Nasib sebagian besar dari mereka juga memprihatinkan. Ini jauh berbeda sekali
dengan zaman kerajaan-kerajaan besar Nusantara ketika sastrawan disebut empu
atau pujangga dan dianggap guru spiritual dengan status sosial dan
penghormatan yang sangat tinggi.
Kurikulum 2013, menurut buku ini, justru
merupakan puncak kedurhakaan itu karena sastra digusur habis tanpa banyak
perdebatan. Jika kedurhakaan ini dibiarkan terus berlanjut, dapat dipastikan
bangsa Indonesia akan mengalami nasib seperti lazimnya anak-anak durhaka.
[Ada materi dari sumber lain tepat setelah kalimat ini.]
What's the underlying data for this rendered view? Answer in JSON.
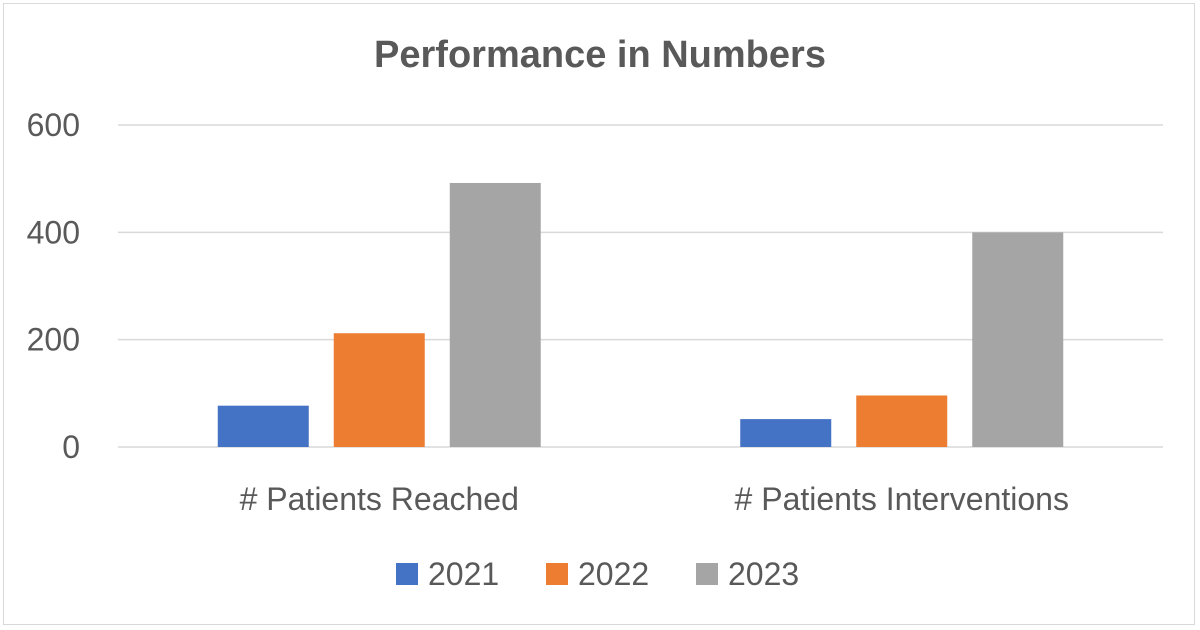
{
  "chart_data": {
    "type": "bar",
    "title": "Performance in Numbers",
    "categories": [
      "# Patients Reached",
      "# Patients Interventions"
    ],
    "series": [
      {
        "name": "2021",
        "values": [
          77,
          52
        ],
        "color": "#4472c4"
      },
      {
        "name": "2022",
        "values": [
          212,
          96
        ],
        "color": "#ed7d31"
      },
      {
        "name": "2023",
        "values": [
          492,
          400
        ],
        "color": "#a5a5a5"
      }
    ],
    "ylim": [
      0,
      600
    ],
    "yticks": [
      "0",
      "200",
      "400",
      "600"
    ],
    "grid": true,
    "legend": "bottom"
  }
}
Kisah Malin Kundang bisa jadi salah satu contohnya.
Kalah Populer
Akibat kedurhakaan itu adalah apa yang
terjadi di masyarakat kita sekarang. Coba tanya siapakah tokoh Indonesia,
sangat boleh jadi jawabnya adalah para selebriti, pejabat, dan politikus
bermasalah.
Maklum, mereka yang terus hadir di panggung
dan media massa, baik dalam bentuk pemberitaan, talk show, dan iklan. Mereka
dielu-elukan, sedangkan budayawan dan sastrawan hanya dipandang sebelah mata
atau bahkan tidak dilihat sama sekali karena dianggap kaum yang lusuh dan
sekaligus musuh.
Pelawak, pemain sinetron, penyanyi pop
maupun dangdut juga menjadi tokoh-tokoh utama di media massa. Sebaliknya,
budayawan dan sastrawan dengan buah karya mereka nyaris tidak tampil dan
terdengar. Lihat saja, berapa halaman yang disediakan koran dan majalah untuk
budaya dan sastra dan frekuensinya per minggu.
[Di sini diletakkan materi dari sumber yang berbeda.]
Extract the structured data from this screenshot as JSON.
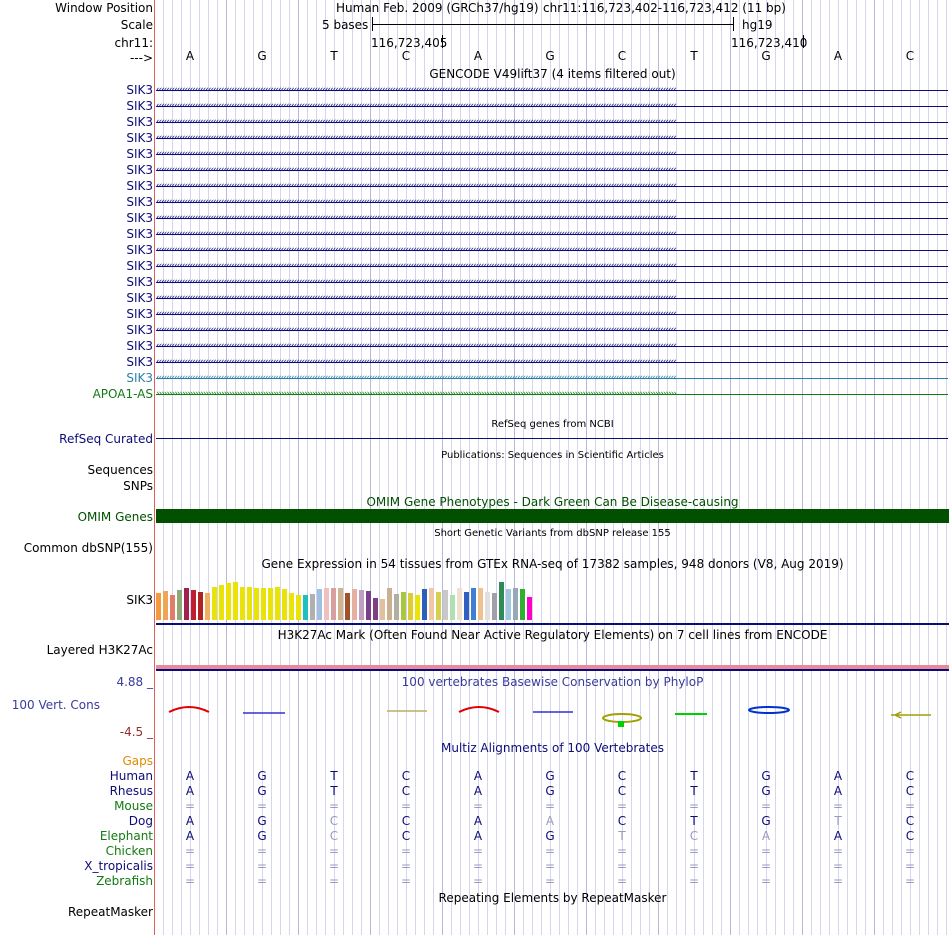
{
  "header": {
    "window_position_label": "Window Position",
    "scale_label": "Scale",
    "chrom_label": "chr11:",
    "strand_label": "--->",
    "assembly": "Human Feb. 2009 (GRCh37/hg19)",
    "position": "chr11:116,723,402-116,723,412 (11 bp)",
    "scale_text": "5 bases",
    "db": "hg19",
    "coord_left": "116,723,405",
    "coord_right": "116,723,410"
  },
  "bases": [
    "A",
    "G",
    "T",
    "C",
    "A",
    "G",
    "C",
    "T",
    "G",
    "A",
    "C"
  ],
  "gencode": {
    "title": "GENCODE V49lift37 (4 items filtered out)",
    "genes": [
      "SIK3",
      "SIK3",
      "SIK3",
      "SIK3",
      "SIK3",
      "SIK3",
      "SIK3",
      "SIK3",
      "SIK3",
      "SIK3",
      "SIK3",
      "SIK3",
      "SIK3",
      "SIK3",
      "SIK3",
      "SIK3",
      "SIK3",
      "SIK3",
      "SIK3"
    ],
    "apoa_gene": "APOA1-AS",
    "gene_color": "#0c0c78",
    "light_color": "#2b7fa8",
    "apoa_color": "#127a12"
  },
  "refseq": {
    "label": "RefSeq Curated",
    "title": "RefSeq genes from NCBI"
  },
  "publications": {
    "title": "Publications: Sequences in Scientific Articles",
    "label1": "Sequences",
    "label2": "SNPs"
  },
  "omim": {
    "title": "OMIM Gene Phenotypes - Dark Green Can Be Disease-causing",
    "label": "OMIM Genes",
    "color": "#005000"
  },
  "dbsnp": {
    "title": "Short Genetic Variants from dbSNP release 155",
    "label": "Common dbSNP(155)"
  },
  "gtex": {
    "title": "Gene Expression in 54 tissues from GTEx RNA-seq of 17382 samples, 948 donors (V8, Aug 2019)",
    "label": "SIK3",
    "levels": [
      0.56,
      0.6,
      0.52,
      0.62,
      0.65,
      0.62,
      0.57,
      0.56,
      0.68,
      0.72,
      0.75,
      0.78,
      0.68,
      0.67,
      0.66,
      0.66,
      0.66,
      0.67,
      0.64,
      0.55,
      0.52,
      0.52,
      0.54,
      0.63,
      0.66,
      0.66,
      0.65,
      0.55,
      0.64,
      0.62,
      0.6,
      0.44,
      0.42,
      0.66,
      0.54,
      0.57,
      0.56,
      0.52,
      0.64,
      0.66,
      0.57,
      0.62,
      0.52,
      0.66,
      0.58,
      0.65,
      0.66,
      0.57,
      0.56,
      0.78,
      0.63,
      0.66,
      0.63,
      0.47
    ],
    "colors": [
      "#f39a3c",
      "#f0a456",
      "#e07d6a",
      "#8ea878",
      "#a02050",
      "#be1e2d",
      "#b22222",
      "#f0b060",
      "#e9e30a",
      "#e9e30a",
      "#e9e30a",
      "#e9e30a",
      "#e9e30a",
      "#e9e30a",
      "#e9e30a",
      "#e9e30a",
      "#e9e30a",
      "#e9e30a",
      "#e9e30a",
      "#e9e30a",
      "#e9e30a",
      "#20c0c0",
      "#b0b0b0",
      "#a0c0e0",
      "#f0c0c0",
      "#d7a0a0",
      "#d2b48c",
      "#a0522d",
      "#e6b0a0",
      "#c0a0c0",
      "#7b3f8c",
      "#804080",
      "#e0c0a0",
      "#c8b090",
      "#b0b0a0",
      "#a8c840",
      "#ddcc33",
      "#e9e30a",
      "#2b5fb8",
      "#f0c8a8",
      "#d6d050",
      "#c8c8c8",
      "#b0e0b0",
      "#f0e0d0",
      "#3060c0",
      "#4080d0",
      "#f0c090",
      "#e0e0e0",
      "#a0a0a8",
      "#2e8b57",
      "#a0c8e0",
      "#98a8b8",
      "#30b030",
      "#ff00cc"
    ]
  },
  "h3k27ac": {
    "title": "H3K27Ac Mark (Often Found Near Active Regulatory Elements) on 7 cell lines from ENCODE",
    "label": "Layered H3K27Ac"
  },
  "phylop": {
    "title": "100 vertebrates Basewise Conservation by PhyloP",
    "label": "100 Vert. Cons",
    "max": "4.88 _",
    "min": "-4.5 _"
  },
  "multiz": {
    "title": "Multiz Alignments of 100 Vertebrates",
    "gaps_label": "Gaps",
    "species": [
      {
        "name": "Human",
        "color": "#0c0c78",
        "bases": [
          "A",
          "G",
          "T",
          "C",
          "A",
          "G",
          "C",
          "T",
          "G",
          "A",
          "C"
        ],
        "muted": []
      },
      {
        "name": "Rhesus",
        "color": "#0c0c78",
        "bases": [
          "A",
          "G",
          "T",
          "C",
          "A",
          "G",
          "C",
          "T",
          "G",
          "A",
          "C"
        ],
        "muted": []
      },
      {
        "name": "Mouse",
        "color": "#127a12",
        "bases": [
          "=",
          "=",
          "=",
          "=",
          "=",
          "=",
          "=",
          "=",
          "=",
          "=",
          "="
        ],
        "muted": [
          0,
          1,
          2,
          3,
          4,
          5,
          6,
          7,
          8,
          9,
          10
        ]
      },
      {
        "name": "Dog",
        "color": "#0c0c78",
        "bases": [
          "A",
          "G",
          "C",
          "C",
          "A",
          "A",
          "C",
          "T",
          "G",
          "T",
          "C"
        ],
        "muted": [
          2,
          5,
          9
        ]
      },
      {
        "name": "Elephant",
        "color": "#127a12",
        "bases": [
          "A",
          "G",
          "C",
          "C",
          "A",
          "G",
          "T",
          "C",
          "A",
          "A",
          "C"
        ],
        "muted": [
          2,
          6,
          7,
          8
        ]
      },
      {
        "name": "Chicken",
        "color": "#127a12",
        "bases": [
          "=",
          "=",
          "=",
          "=",
          "=",
          "=",
          "=",
          "=",
          "=",
          "=",
          "="
        ],
        "muted": [
          0,
          1,
          2,
          3,
          4,
          5,
          6,
          7,
          8,
          9,
          10
        ]
      },
      {
        "name": "X_tropicalis",
        "color": "#0c0c78",
        "bases": [
          "=",
          "=",
          "=",
          "=",
          "=",
          "=",
          "=",
          "=",
          "=",
          "=",
          "="
        ],
        "muted": [
          0,
          1,
          2,
          3,
          4,
          5,
          6,
          7,
          8,
          9,
          10
        ]
      },
      {
        "name": "Zebrafish",
        "color": "#127a12",
        "bases": [
          "=",
          "=",
          "=",
          "=",
          "=",
          "=",
          "=",
          "=",
          "=",
          "=",
          "="
        ],
        "muted": [
          0,
          1,
          2,
          3,
          4,
          5,
          6,
          7,
          8,
          9,
          10
        ]
      }
    ]
  },
  "repeatmasker": {
    "title": "Repeating Elements by RepeatMasker",
    "label": "RepeatMasker"
  }
}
Jadi, media massa, yang juga
dilahirkan para budayawan, ikut berlaku durhaka.
Kedurhakaan selama ini telah melahirkan
praktik korupsi yang marak dari atas sampai bawah dan rusaknya lingkungan
dari hulu sampai hilir. Ini mengakibatkan banjir di hampir seluruh pelosok
tanah air.
Ke-33 sastra tokoh itu, termasuk Muhammad
Yamin, telah berjasa besar menyiapkan dan mengisi roh Indonesia merdeka.
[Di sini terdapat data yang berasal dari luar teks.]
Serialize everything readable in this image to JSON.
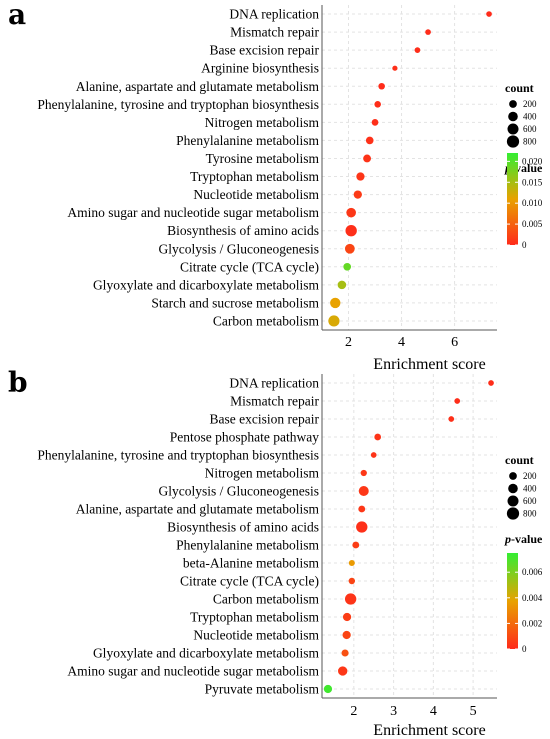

Ke-32 tokoh lainnya meliputi Marah Rusli, Sutan Takdir Alisyahbana, HB
Yassin, WS Rendra, dan beberapa sastrawan yang telah menyejarah dan bahkan
melegenda serta tokoh-tokoh baru seperti Wowok Hesti Prabowo sampai selebriti
Denny JA.
Terlepas pro dan kontra, buku ini wajib
dibaca karena kisah hidup dan karya mereka sangat menarik. Tidak percaya?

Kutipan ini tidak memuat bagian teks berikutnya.